To most Israelis, New York, London and even Thailand are closer to home than Palestinians towns like Nablus or Ramallah and their adjacent settlements, a mere 40-minute drive from downtown Tel Aviv. Occupation stories are barely reported in the Israeli media, which prefers to praise Israeli scientific, business, and cultural achievements or to chew on the latest political scandal.

The “demographic problem” – namely, the Palestinian threat to demand “one man, one vote” and overwhelm Israel with an Arab majority between the Jordan River and the Mediterranean – is widely discussed in op-ed articles, but fails to scare Israelis. After all, how can you be defeated by invisible people?
On Tuesday, defence minister Ehud Barak gave a dire public warning: “As long as in this territory west of the Jordan River there is only one political entity called Israel it is going to be either non-Jewish, or non-democratic,” he said. “If this bloc of millions of Palestinians cannot vote, that will be an apartheid state.” Clear as they were, his words failed to stir public debate.

First-time foreign visitors are often struck.

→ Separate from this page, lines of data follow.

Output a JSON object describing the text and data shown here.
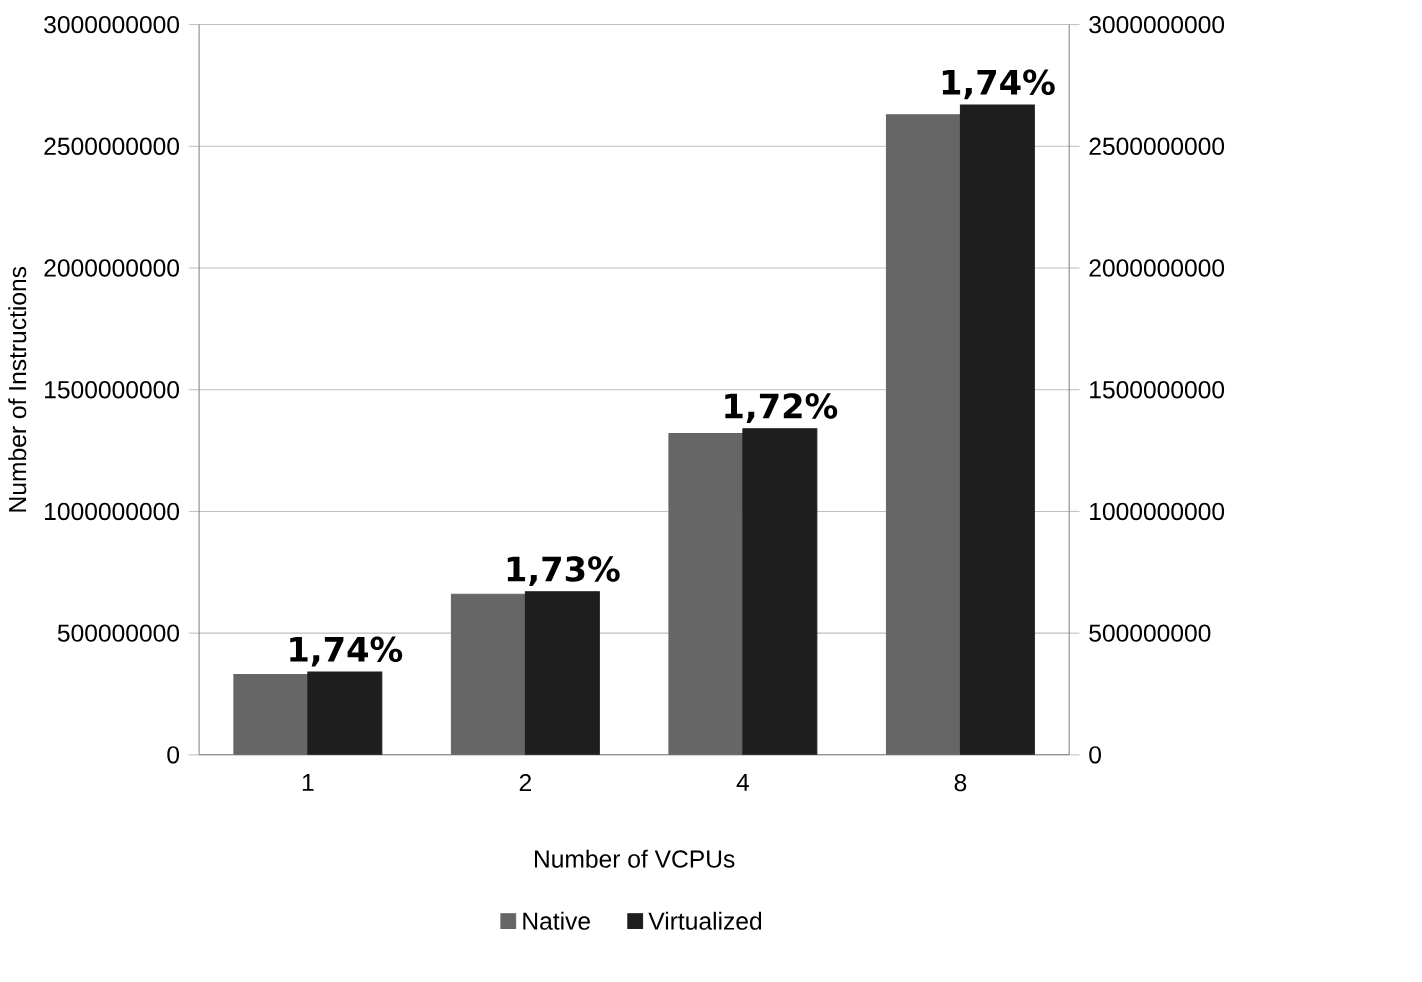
{
  "chart_data": {
    "type": "bar",
    "xlabel": "Number of VCPUs",
    "ylabel": "Number of Instructions",
    "categories": [
      "1",
      "2",
      "4",
      "8"
    ],
    "series": [
      {
        "name": "Native",
        "color": "#666666",
        "values": [
          330000000,
          660000000,
          1320000000,
          2630000000
        ]
      },
      {
        "name": "Virtualized",
        "color": "#1e1e1e",
        "values": [
          340000000,
          670000000,
          1340000000,
          2670000000
        ]
      }
    ],
    "ylim": [
      0,
      3000000000
    ],
    "yticks": [
      0,
      500000000,
      1000000000,
      1500000000,
      2000000000,
      2500000000,
      3000000000
    ],
    "y2lim": [
      0,
      3000000000
    ],
    "y2ticks": [
      0,
      500000000,
      1000000000,
      1500000000,
      2000000000,
      2500000000,
      3000000000
    ],
    "grid": "y",
    "legend": "bottom",
    "annotations": [
      {
        "text": "1,74%",
        "x": "1",
        "y": 340000000
      },
      {
        "text": "1,73%",
        "x": "2",
        "y": 670000000
      },
      {
        "text": "1,72%",
        "x": "4",
        "y": 1340000000
      },
      {
        "text": "1,74%",
        "x": "8",
        "y": 2670000000
      }
    ]
  }
}
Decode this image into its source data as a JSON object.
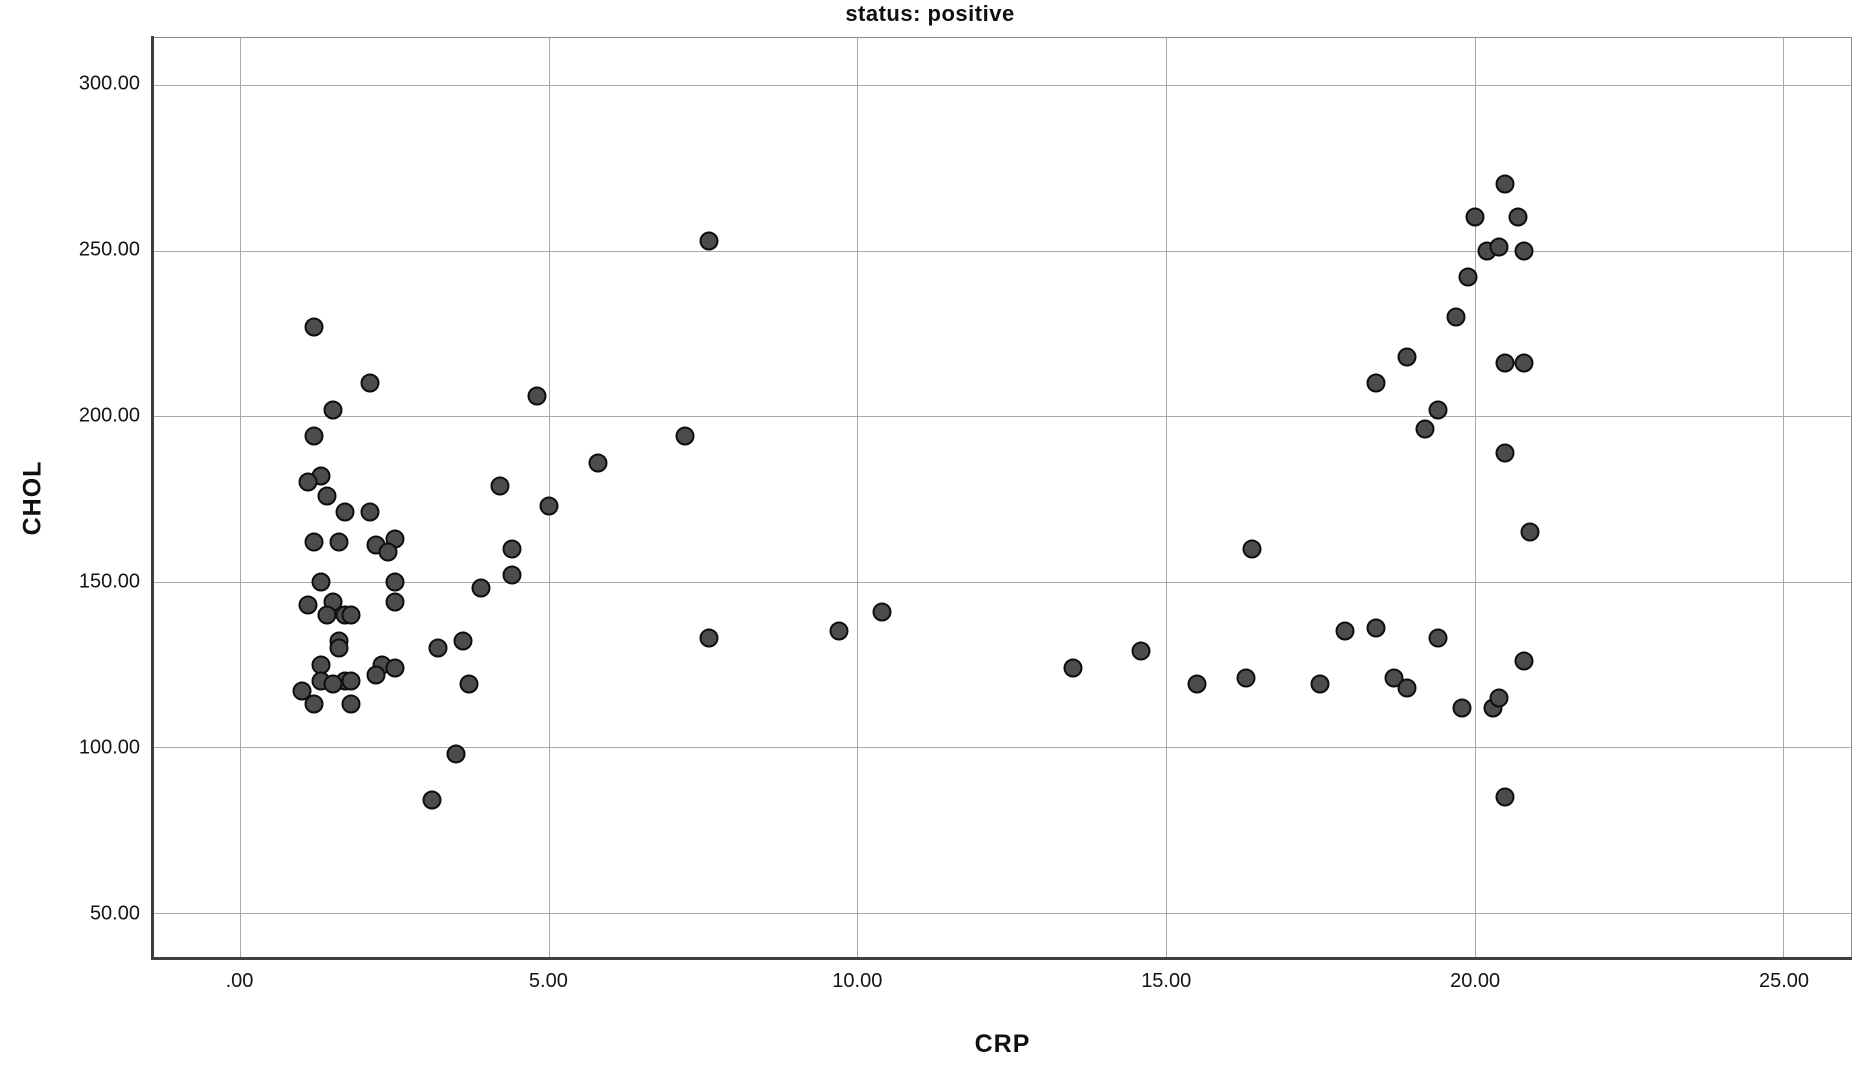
{
  "figure": {
    "title": "status: positive"
  },
  "chart_data": {
    "type": "scatter",
    "title": "status: positive",
    "xlabel": "CRP",
    "ylabel": "CHOL",
    "xlim": [
      -1.4,
      26.1
    ],
    "ylim": [
      36.4,
      314.2
    ],
    "grid": true,
    "legend": "none",
    "x_ticks": [
      {
        "label": ".00",
        "value": 0
      },
      {
        "label": "5.00",
        "value": 5
      },
      {
        "label": "10.00",
        "value": 10
      },
      {
        "label": "15.00",
        "value": 15
      },
      {
        "label": "20.00",
        "value": 20
      },
      {
        "label": "25.00",
        "value": 25
      }
    ],
    "y_ticks": [
      {
        "label": "50.00",
        "value": 50
      },
      {
        "label": "100.00",
        "value": 100
      },
      {
        "label": "150.00",
        "value": 150
      },
      {
        "label": "200.00",
        "value": 200
      },
      {
        "label": "250.00",
        "value": 250
      },
      {
        "label": "300.00",
        "value": 300
      }
    ],
    "series_name": "status: positive",
    "points": [
      [
        1.2,
        227
      ],
      [
        2.1,
        210
      ],
      [
        1.5,
        202
      ],
      [
        1.2,
        194
      ],
      [
        1.3,
        182
      ],
      [
        1.1,
        180
      ],
      [
        1.4,
        176
      ],
      [
        1.7,
        171
      ],
      [
        2.1,
        171
      ],
      [
        1.2,
        162
      ],
      [
        1.6,
        162
      ],
      [
        2.5,
        163
      ],
      [
        2.2,
        161
      ],
      [
        2.4,
        159
      ],
      [
        1.3,
        150
      ],
      [
        2.5,
        150
      ],
      [
        1.5,
        144
      ],
      [
        2.5,
        144
      ],
      [
        1.1,
        143
      ],
      [
        1.4,
        140
      ],
      [
        1.7,
        140
      ],
      [
        1.8,
        140
      ],
      [
        1.6,
        132
      ],
      [
        1.6,
        130
      ],
      [
        1.3,
        125
      ],
      [
        2.3,
        125
      ],
      [
        2.5,
        124
      ],
      [
        2.2,
        122
      ],
      [
        1.3,
        120
      ],
      [
        1.7,
        120
      ],
      [
        1.8,
        120
      ],
      [
        1.5,
        119
      ],
      [
        1.0,
        117
      ],
      [
        1.2,
        113
      ],
      [
        1.8,
        113
      ],
      [
        3.1,
        84
      ],
      [
        3.5,
        98
      ],
      [
        3.2,
        130
      ],
      [
        3.6,
        132
      ],
      [
        3.7,
        119
      ],
      [
        3.9,
        148
      ],
      [
        4.2,
        179
      ],
      [
        4.4,
        160
      ],
      [
        4.4,
        152
      ],
      [
        4.8,
        206
      ],
      [
        5.0,
        173
      ],
      [
        5.8,
        186
      ],
      [
        7.2,
        194
      ],
      [
        7.6,
        253
      ],
      [
        7.6,
        133
      ],
      [
        9.7,
        135
      ],
      [
        10.4,
        141
      ],
      [
        13.5,
        124
      ],
      [
        14.6,
        129
      ],
      [
        15.5,
        119
      ],
      [
        16.3,
        121
      ],
      [
        16.4,
        160
      ],
      [
        17.5,
        119
      ],
      [
        17.9,
        135
      ],
      [
        18.4,
        136
      ],
      [
        18.4,
        210
      ],
      [
        18.7,
        121
      ],
      [
        18.9,
        118
      ],
      [
        18.9,
        218
      ],
      [
        19.2,
        196
      ],
      [
        19.4,
        202
      ],
      [
        19.4,
        133
      ],
      [
        19.7,
        230
      ],
      [
        19.8,
        112
      ],
      [
        19.9,
        242
      ],
      [
        20.0,
        260
      ],
      [
        20.2,
        250
      ],
      [
        20.3,
        112
      ],
      [
        20.4,
        251
      ],
      [
        20.4,
        115
      ],
      [
        20.5,
        270
      ],
      [
        20.5,
        216
      ],
      [
        20.5,
        189
      ],
      [
        20.5,
        85
      ],
      [
        20.7,
        260
      ],
      [
        20.8,
        250
      ],
      [
        20.8,
        216
      ],
      [
        20.8,
        126
      ],
      [
        20.9,
        165
      ]
    ],
    "style": {
      "marker_fill": "#4c4c4c",
      "marker_edge": "#0e0e0e",
      "marker_edge_width": 2,
      "gridline_color": "#a9a9a9",
      "spine_color": "#3f3f3f",
      "frame_color": "#8c8c8c",
      "background": "#ffffff",
      "text_color": "#101010"
    }
  }
}
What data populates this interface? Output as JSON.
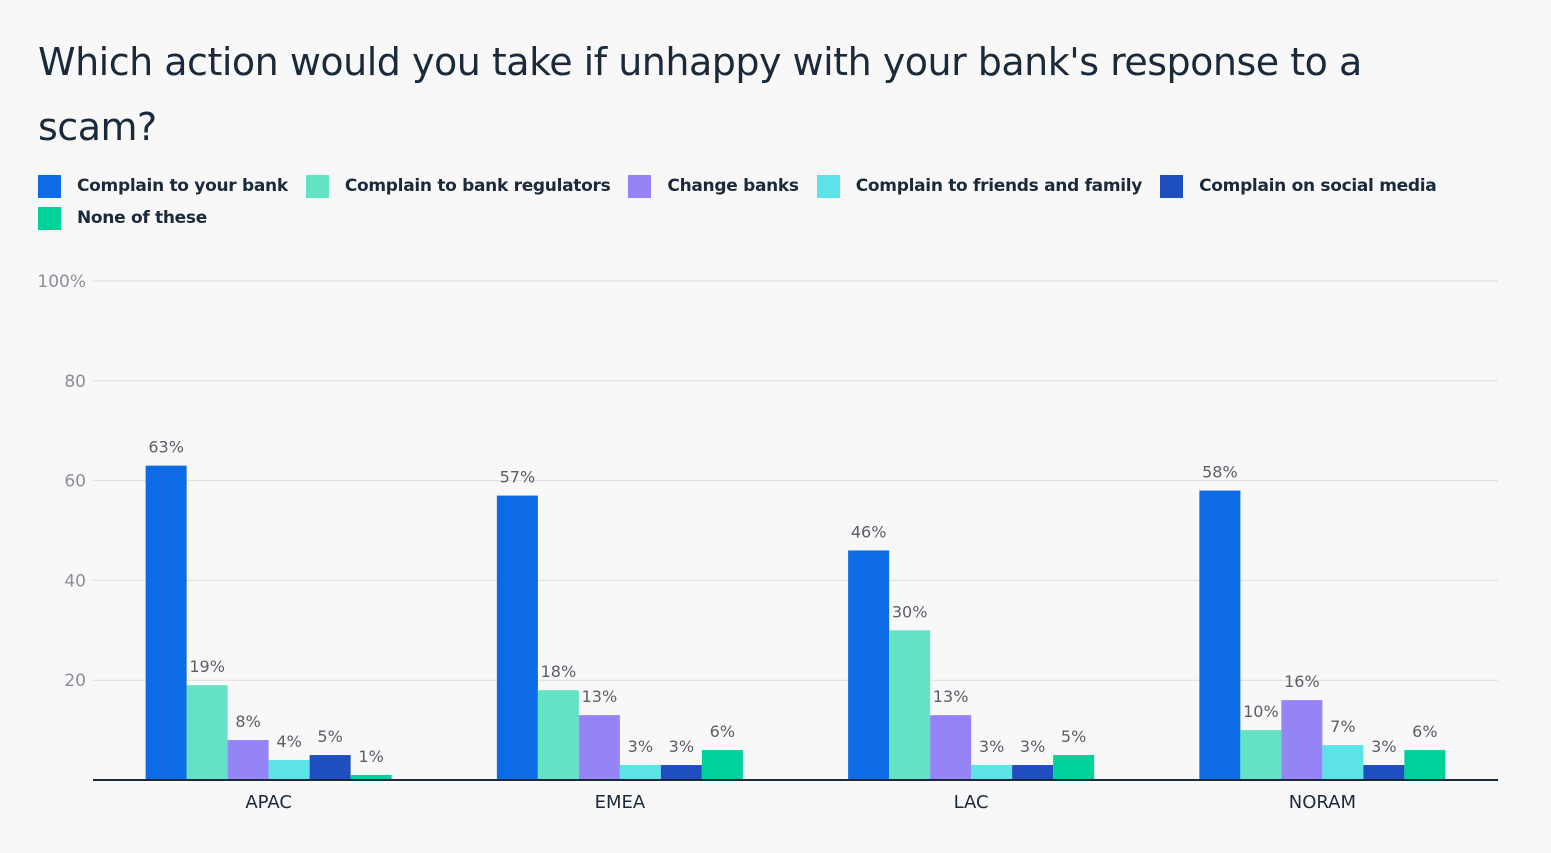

They have heard of “Israeli apartheid” and expect to see separate toilets and buses for Jews and Palestinians. Instead, when exposed to Tel Aviv’s beaches and lively night spots, they are shocked. “I thought it would be far more religious and conservative” is a common visitor’s perception. And they never see any Palestinians around, unless they bother to drive up the hills to find them.
The government’s PR machine tries to build on this sentiment, leading an effort to “rebrand” Israel away from the image of an unpleasant fortress. Bikini-clad models and high-tech entrepreneurs demonstrate the new, post-conflict, western-lookalike Israeli society. The underlying message to North American and European audiences is “We are just like you”. The Palestinians have no Bar Refaeli or Shai Agassi (the electric car innovator), both of whom spend most of their time outside Israel.

A similar process happened in India. While Indians are still preoccupied with Pakistan, and despite the ongoing fighting in Kashmir and in India’s cities, they define their country outside the sub-continental conflict. India today is an economic powerhouse and aspiring global power, not only a belligerent in an endless postcolonial conflict. If they can do it, why couldn’t we?
In Israel, the appearance of calm – especially in the past year, which has been the quietest security-wise in a decade – has important political ramifications. Operation Cast Lead in Gaza, with its ensuing allegations of Israeli war crimes, is seen here as a PR problem rather than as a moral or legal issue. The settlement debate is seen through the prism of Israeli-American relations, which most Israelis cherish.

As a result, most Israelis are indifferent to the establishment of a Palestinian state. For several years, a stable two-thirds majority of Israelis have supported the idea in opinion surveys – while a similar majority doubted its possibility. They simply don’t care, since they fail to see how an independent Palestine would make any change in Israelis’ lives. At best, it might reduce some of the international criticism of Israel; and even that is doubtful. Israelis believe that security will be achieved by force, rather than diplomacy.
This attitude explains why the American effort to resume Israeli-Palestinian talks, despite ostensible majority support, fails to interest Israelis. It also explains why from the outside, Israel appears to be divorced from the reality of its occupation, and apathetic to peace.